Nadat u een rapport hebt gegenereerd, worden de resultaten van uw query in het rapportagepaneel weergegeven. In dit gedeelte worden de kolommen vermeld die beschikbaar zijn voor de taak Credentialactiviteiten.
- Gebeurtenis
- Gebeurtenisnaam.
- Credential
- Door de kaarthouder gebruikte credential naam.
- Locatie
- Locatie (gebied) waar de activiteit plaatsvond.
- Toegangspunt
- Betrokken toegangspunt (alleen van toepassing op gebieden, deuren en liften).
- Voornaam
- Voornaam van kaarthouder of van bezoeker.
- Achternaam
- De achternaam van de kaarthouder of bezoeker.
- Foto
- Foto van kaarthouder of bezoeker.
- Gebeurtenistimestamp
- Datum en tijd waarop de gebeurtenis heeft plaatsgevonden.
- Kaartformaat
- Credential kaartformaat.
- Kaarthouder
- Kaarthouder entiteit naam.
- Credentialcode
- Inrichtingscode en kaartnummer.
- Apparaat
- Apparaat betrokken op de unit (lezer, REX-invoer, IO-module, doorschakelrelais, enz.).
- E-mailadres
- Het e-mailadres van de kaarthouder of de bezoeker.
- Invoeging tijdstempel
- Datum en tijd waarop de gebeurtenis in de Access Manager-database werd opgeslagen.
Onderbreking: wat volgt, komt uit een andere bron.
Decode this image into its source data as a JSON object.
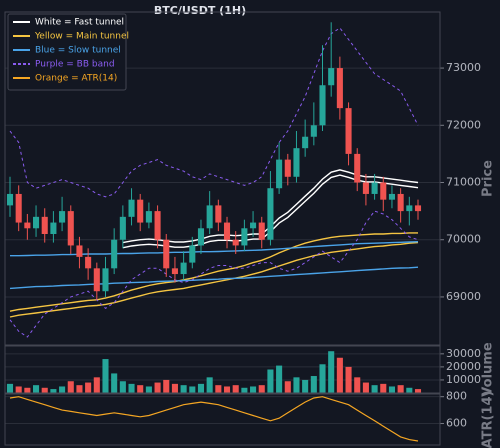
{
  "chart_data": [
    {
      "type": "candlestick",
      "title": "BTC/USDT (1H)",
      "ylabel": "Price",
      "legend": "upper left",
      "grid": true,
      "ylim": [
        68160,
        73980
      ],
      "yticks": [
        69000,
        70000,
        71000,
        72000,
        73000
      ],
      "up_color": "#26a69a",
      "down_color": "#ef5350",
      "open": [
        70600,
        70800,
        70300,
        70200,
        70400,
        70100,
        70300,
        70500,
        69900,
        69700,
        69500,
        69100,
        69500,
        70000,
        70400,
        70700,
        70300,
        70500,
        70000,
        69500,
        69400,
        69600,
        69900,
        70200,
        70600,
        70300,
        70000,
        69900,
        70200,
        70300,
        70000,
        70900,
        71400,
        71100,
        71600,
        71800,
        72000,
        72700,
        73000,
        72300,
        71500,
        71000,
        70800,
        71000,
        70700,
        70800,
        70500,
        70600
      ],
      "high": [
        71100,
        70950,
        70450,
        70600,
        70550,
        70500,
        70750,
        70600,
        70050,
        69850,
        69600,
        69700,
        70200,
        70600,
        70900,
        70800,
        70650,
        70600,
        70100,
        69700,
        69800,
        70050,
        70350,
        70850,
        70700,
        70400,
        70150,
        70350,
        70500,
        70400,
        71200,
        71700,
        71500,
        71900,
        72100,
        72400,
        73400,
        73800,
        73200,
        72400,
        71600,
        71150,
        71150,
        71100,
        70950,
        70900,
        70750,
        70700
      ],
      "low": [
        70400,
        70150,
        70000,
        70050,
        69950,
        69950,
        70150,
        69750,
        69500,
        69300,
        68950,
        69000,
        69400,
        69850,
        70250,
        70150,
        70200,
        69850,
        69350,
        69250,
        69300,
        69500,
        69750,
        70100,
        70150,
        69850,
        69750,
        69800,
        70050,
        69850,
        69900,
        70800,
        70950,
        71000,
        71450,
        71650,
        71900,
        72500,
        72100,
        71300,
        70850,
        70600,
        70700,
        70500,
        70550,
        70300,
        70250,
        70350
      ],
      "close": [
        70800,
        70300,
        70200,
        70400,
        70100,
        70300,
        70500,
        69900,
        69700,
        69500,
        69100,
        69500,
        70000,
        70400,
        70700,
        70300,
        70500,
        70000,
        69500,
        69400,
        69600,
        69900,
        70200,
        70600,
        70300,
        70000,
        69900,
        70200,
        70300,
        70000,
        70900,
        71400,
        71100,
        71600,
        71800,
        72000,
        72700,
        73000,
        72300,
        71500,
        71000,
        70800,
        71000,
        70700,
        70800,
        70500,
        70600,
        70500
      ],
      "series": [
        {
          "name": "White = Fast tunnel",
          "color": "#ffffff",
          "dash": false,
          "upper": [
            null,
            null,
            null,
            null,
            null,
            null,
            null,
            null,
            null,
            null,
            null,
            null,
            null,
            69950,
            69980,
            70000,
            70010,
            70000,
            69980,
            69960,
            69960,
            69980,
            70010,
            70060,
            70080,
            70080,
            70070,
            70080,
            70100,
            70100,
            70230,
            70380,
            70480,
            70620,
            70760,
            70900,
            71060,
            71180,
            71220,
            71180,
            71130,
            71100,
            71100,
            71080,
            71060,
            71040,
            71020,
            71000
          ],
          "lower": [
            null,
            null,
            null,
            null,
            null,
            null,
            null,
            null,
            null,
            null,
            null,
            null,
            null,
            69860,
            69890,
            69910,
            69920,
            69910,
            69890,
            69870,
            69870,
            69890,
            69920,
            69970,
            69990,
            69990,
            69980,
            69990,
            70010,
            70010,
            70140,
            70290,
            70390,
            70530,
            70670,
            70810,
            70970,
            71090,
            71130,
            71090,
            71040,
            71010,
            71010,
            70990,
            70970,
            70950,
            70930,
            70910
          ]
        },
        {
          "name": "Yellow = Main tunnel",
          "color": "#f5c542",
          "dash": false,
          "upper": [
            68750,
            68780,
            68800,
            68820,
            68840,
            68860,
            68880,
            68900,
            68920,
            68940,
            68950,
            68980,
            69020,
            69070,
            69120,
            69160,
            69200,
            69230,
            69250,
            69270,
            69300,
            69330,
            69370,
            69410,
            69450,
            69480,
            69510,
            69550,
            69600,
            69640,
            69700,
            69770,
            69830,
            69890,
            69940,
            69980,
            70010,
            70040,
            70060,
            70070,
            70080,
            70090,
            70100,
            70100,
            70110,
            70110,
            70120,
            70120
          ],
          "lower": [
            68650,
            68680,
            68700,
            68720,
            68740,
            68760,
            68780,
            68800,
            68820,
            68840,
            68850,
            68870,
            68900,
            68940,
            68980,
            69020,
            69060,
            69090,
            69110,
            69130,
            69150,
            69180,
            69210,
            69240,
            69270,
            69300,
            69330,
            69360,
            69400,
            69440,
            69490,
            69540,
            69590,
            69640,
            69680,
            69720,
            69750,
            69780,
            69800,
            69820,
            69840,
            69860,
            69880,
            69890,
            69910,
            69920,
            69940,
            69950
          ]
        },
        {
          "name": "Blue = Slow tunnel",
          "color": "#4aa3e8",
          "dash": false,
          "upper": [
            69720,
            69720,
            69725,
            69730,
            69730,
            69735,
            69740,
            69740,
            69745,
            69750,
            69750,
            69750,
            69755,
            69760,
            69760,
            69765,
            69770,
            69770,
            69775,
            69780,
            69780,
            69785,
            69790,
            69790,
            69795,
            69800,
            69805,
            69810,
            69815,
            69820,
            69830,
            69840,
            69850,
            69860,
            69870,
            69880,
            69890,
            69900,
            69910,
            69920,
            69930,
            69935,
            69940,
            69945,
            69950,
            69955,
            69960,
            69965
          ],
          "lower": [
            69150,
            69160,
            69170,
            69180,
            69185,
            69190,
            69200,
            69205,
            69210,
            69220,
            69225,
            69230,
            69240,
            69245,
            69250,
            69255,
            69260,
            69270,
            69275,
            69280,
            69285,
            69290,
            69300,
            69305,
            69310,
            69320,
            69325,
            69330,
            69340,
            69350,
            69360,
            69370,
            69380,
            69390,
            69400,
            69410,
            69420,
            69430,
            69440,
            69450,
            69460,
            69470,
            69480,
            69490,
            69500,
            69505,
            69510,
            69520
          ]
        },
        {
          "name": "Purple = BB band",
          "color": "#8a5cf0",
          "dash": true,
          "upper": [
            71900,
            71700,
            71000,
            70900,
            70950,
            71000,
            71050,
            71000,
            70950,
            70900,
            70800,
            70750,
            70800,
            71000,
            71200,
            71300,
            71350,
            71400,
            71300,
            71250,
            71200,
            71100,
            71050,
            71150,
            71100,
            71050,
            71000,
            70950,
            71000,
            71100,
            71400,
            71700,
            71900,
            72200,
            72500,
            72900,
            73300,
            73600,
            73700,
            73500,
            73300,
            73100,
            72900,
            72800,
            72700,
            72600,
            72300,
            72000
          ],
          "lower": [
            68600,
            68400,
            68300,
            68500,
            68700,
            68800,
            68900,
            69000,
            69050,
            69100,
            68950,
            68800,
            68900,
            69100,
            69300,
            69400,
            69500,
            69500,
            69400,
            69300,
            69250,
            69300,
            69400,
            69500,
            69550,
            69550,
            69500,
            69500,
            69550,
            69600,
            69600,
            69500,
            69450,
            69500,
            69600,
            69700,
            69800,
            69700,
            69600,
            69800,
            70000,
            70300,
            70500,
            70450,
            70350,
            70200,
            70050,
            70000
          ]
        }
      ]
    },
    {
      "type": "bar",
      "ylabel": "Volume",
      "ylim": [
        0,
        36000
      ],
      "yticks": [
        10000,
        20000,
        30000
      ],
      "values": [
        7000,
        5000,
        4000,
        6000,
        4000,
        3000,
        5000,
        9000,
        6000,
        8000,
        12000,
        26000,
        15000,
        9000,
        7000,
        6000,
        5000,
        8000,
        10000,
        7000,
        6000,
        5000,
        7000,
        12000,
        6000,
        5000,
        6000,
        4000,
        5000,
        6000,
        18000,
        21000,
        9000,
        12000,
        10000,
        13000,
        22000,
        32000,
        27000,
        20000,
        12000,
        8000,
        6000,
        7000,
        5000,
        6000,
        4000,
        3000
      ]
    },
    {
      "type": "line",
      "ylabel": "ATR(14)",
      "ylim": [
        440,
        820
      ],
      "yticks": [
        600,
        800
      ],
      "series": [
        {
          "name": "Orange = ATR(14)",
          "color": "#f5a623",
          "values": [
            790,
            800,
            780,
            760,
            740,
            720,
            700,
            690,
            680,
            670,
            660,
            670,
            680,
            670,
            660,
            650,
            660,
            680,
            700,
            720,
            740,
            750,
            760,
            750,
            740,
            720,
            700,
            680,
            660,
            640,
            620,
            640,
            680,
            720,
            760,
            790,
            800,
            780,
            760,
            740,
            700,
            660,
            620,
            580,
            540,
            500,
            480,
            470
          ]
        }
      ]
    }
  ]
}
Deze tijdstempel kan verschillen van de tijdstempel van de gebeurtenis als een unit offline was terwijl de gebeurtenis zich voordeed, omdat de gebeurtenis pas in de Access Manager wordt opgeslagen wanneer de unit weer online komt.
- IP-adres
- IP-adres van de unit of de computer.
- Nummer mobiele telefoon
- Het mobiele telefoonnummer van de kaarthouder of bezoeker.
- Periode van voorkomen
- Periode waarin de gebeurtenis plaatsvond.
- Producttype
- Model van de unit.
- Tijdzone
- Tijdzone van de unit.
- Unit
- Naam van de unit.
- Gebruikerspecifieke velden
- Vooraf gedefinieerde gebruikerspecifieke velden voor de entiteit. De kolom wordt alleen weergegeven als voor de entiteit gebruikerspecifieke velden zijn gedefinieerd en als deze zichtbaar voor u zijn gemaakt toen ze werden gemaakt of de laatste keer werden geconfigureerd.